The News
In the decade-long bull market, hedge funds chased an edge by paying up for rare data sets like satellite images of Walmart parking lots or subway ridership data in Madrid.
Now the market has turned, and investors are scrambling to get their hands on basic and boring numbers, such as minute-by-minute data of asset prices in the 1970s, when rates were last soaring and a recession loomed.
Years of pricing data, inflation trends, and position crowding — which measures how many investors are piling into the same trades — have become a hot commodity, hedge-fund executives said. Daryl Smith, the head of research at consultant Neudata, says there’s been “above-average interest” in “vanilla” datasets for several months now.
Bradley’s view
While some of this data is easy enough to find — there’s plenty of research on the dot-com stock boom — established managers with years of internal data have a distinct advantage right now. It’s why Renaissance Technologies’ decades of market intel is one of its most valuable resources, as the legendary quant firm’s co-founder Howard Morgan recently told my colleague Liz.
Newfangled datasets just don’t have the longevity to help. “The quant traders who started in the last couple of years, maybe they bought 10 years worth of data to back-test their models,” Morgan said. “It’s very skewed towards up markets.”

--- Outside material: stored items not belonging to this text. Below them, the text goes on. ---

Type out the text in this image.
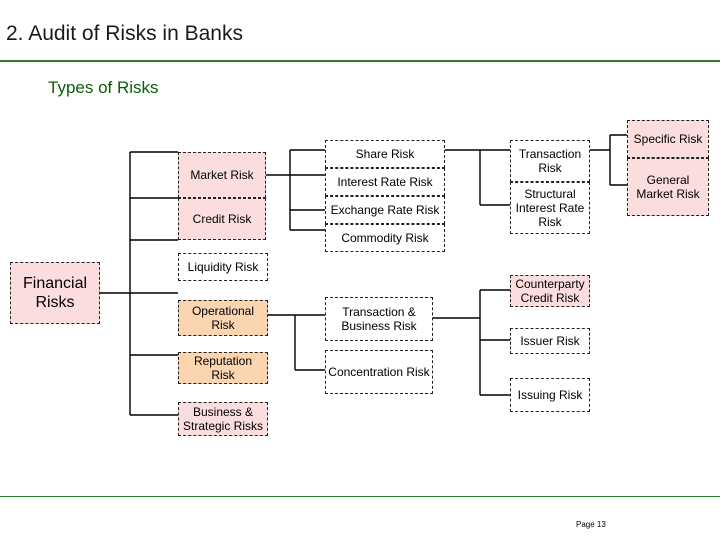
2. Audit of Risks in Banks
Types of Risks
Financial Risks
Market Risk
Credit Risk
Liquidity Risk
Operational Risk
Reputation Risk
Business & Strategic Risks
Share Risk
Interest Rate Risk
Exchange Rate Risk
Commodity Risk
Transaction Risk
Structural Interest Rate Risk
Specific Risk
General Market Risk
Transaction & Business Risk
Concentration Risk
Counterparty Credit Risk
Issuer Risk
Issuing Risk
Page 13
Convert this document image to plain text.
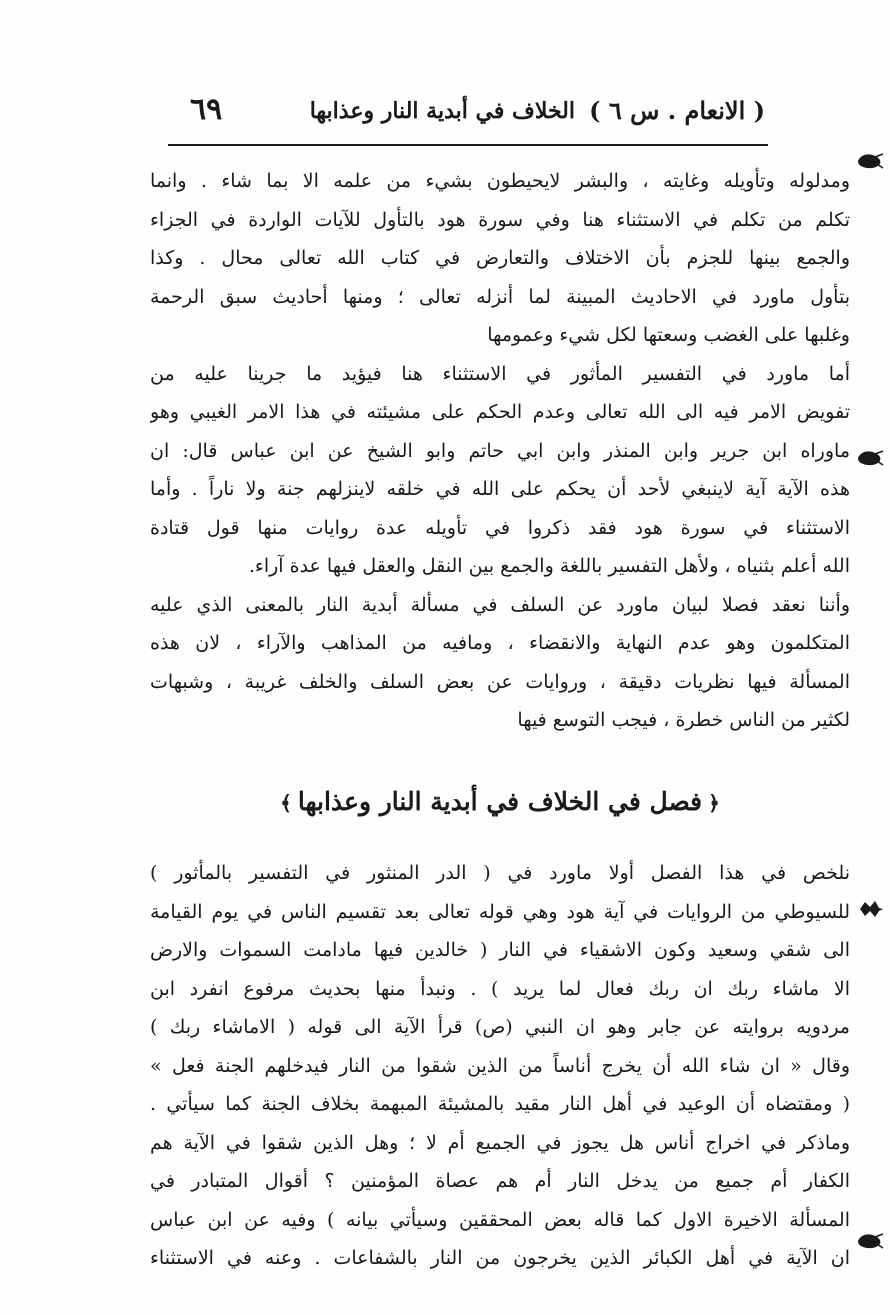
( الانعام . س ٦ )
الخلاف في أبدية النار وعذابها
٦٩
ومدلوله وتأويله وغايته ، والبشر لايحيطون بشيء من علمه الا بما شاء . وانما
تكلم من تكلم في الاستثناء هنا وفي سورة هود بالتأول للآيات الواردة في الجزاء
والجمع بينها للجزم بأن الاختلاف والتعارض في كتاب الله تعالى محال . وكذا
بتأول ماورد في الاحاديث المبينة لما أنزله تعالى ؛ ومنها أحاديث سبق الرحمة
وغلبها على الغضب وسعتها لكل شيء وعمومها
أما ماورد في التفسير المأثور في الاستثناء هنا فيؤيد ما جرينا عليه من
تفويض الامر فيه الى الله تعالى وعدم الحكم على مشيئته في هذا الامر الغيبي وهو
ماوراه ابن جرير وابن المنذر وابن ابي حاتم وابو الشيخ عن ابن عباس قال: ان
هذه الآية آية لاينبغي لأحد أن يحكم على الله في خلقه لاينزلهم جنة ولا ناراً . وأما
الاستثناء في سورة هود فقد ذكروا في تأويله عدة روايات منها قول قتادة
الله أعلم بثنياه ، ولأهل التفسير باللغة والجمع بين النقل والعقل فيها عدة آراء.
وأننا نعقد فصلا لبيان ماورد عن السلف في مسألة أبدية النار بالمعنى الذي عليه
المتكلمون وهو عدم النهاية والانقضاء ، ومافيه من المذاهب والآراء ، لان هذه
المسألة فيها نظريات دقيقة ، وروايات عن بعض السلف والخلف غريبة ، وشبهات
لكثير من الناس خطرة ، فيجب التوسع فيها
﴿فصل في الخلاف في أبدية النار وعذابها﴾
نلخص في هذا الفصل أولا ماورد في ( الدر المنثور في التفسير بالمأثور )
للسيوطي من الروايات في آية هود وهي قوله تعالى بعد تقسيم الناس في يوم القيامة
الى شقي وسعيد وكون الاشقياء في النار ( خالدين فيها مادامت السموات والارض
الا ماشاء ربك ان ربك فعال لما يريد ) . ونبدأ منها بحديث مرفوع انفرد ابن
مردويه بروايته عن جابر وهو ان النبي (ص) قرأ الآية الى قوله ( الاماشاء ربك )
وقال « ان شاء الله أن يخرج أناساً من الذين شقوا من النار فيدخلهم الجنة فعل »
( ومقتضاه أن الوعيد في أهل النار مقيد بالمشيئة المبهمة بخلاف الجنة كما سيأتي .
وماذكر في اخراج أناس هل يجوز في الجميع أم لا ؛ وهل الذين شقوا في الآية هم
الكفار أم جميع من يدخل النار أم هم عصاة المؤمنين ؟ أقوال المتبادر في
المسألة الاخيرة الاول كما قاله بعض المحققين وسيأتي بيانه ) وفيه عن ابن عباس
ان الآية في أهل الكبائر الذين يخرجون من النار بالشفاعات . وعنه في الاستثناء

And alternative data — a catch-all industry term for any information that doesn’t come from traditional sources like securities filings — may not be worth the cost when investment firms are more aware of their bottom line.
Room for Disagreement
A small group of alternative data sets have proven their value and become requirements at top investment managers. The credit-card data from Yodlee and web-scraping intel from Yipit are now critical inputs, not luxuries, into Greenwich investment models.
Industry experts like Chris Petrescu think a return of volatility will create a need for more alternative data to get “multiple angles on your investment universe.” And recent research from IMARC Group expects the broader alternative data industry to grow by an average of 50% a year through 2028.
The View From Washington, D.C.
Alternative data has already been in the crosshairs as regulators and lawmakers embrace consumer data-privacy.
In 2020, three U.S. lawmakers called on the Federal Trade Commission to investigate Yodlee over whether it is even allowed to sell the consumer datasets it created. The agency obliged but the case was closed in November 2020 with no action, according to filings from Yodlee’s parent company.
Notable
- The markets’ shift was reflected at BattleFin’s annual alternative-data gathering in Miami two weeks ago. In 2022, the conference held a fireside chat with the CEO of a plane-tracking data provider. This year’s sessions focused on earnings data and inflation.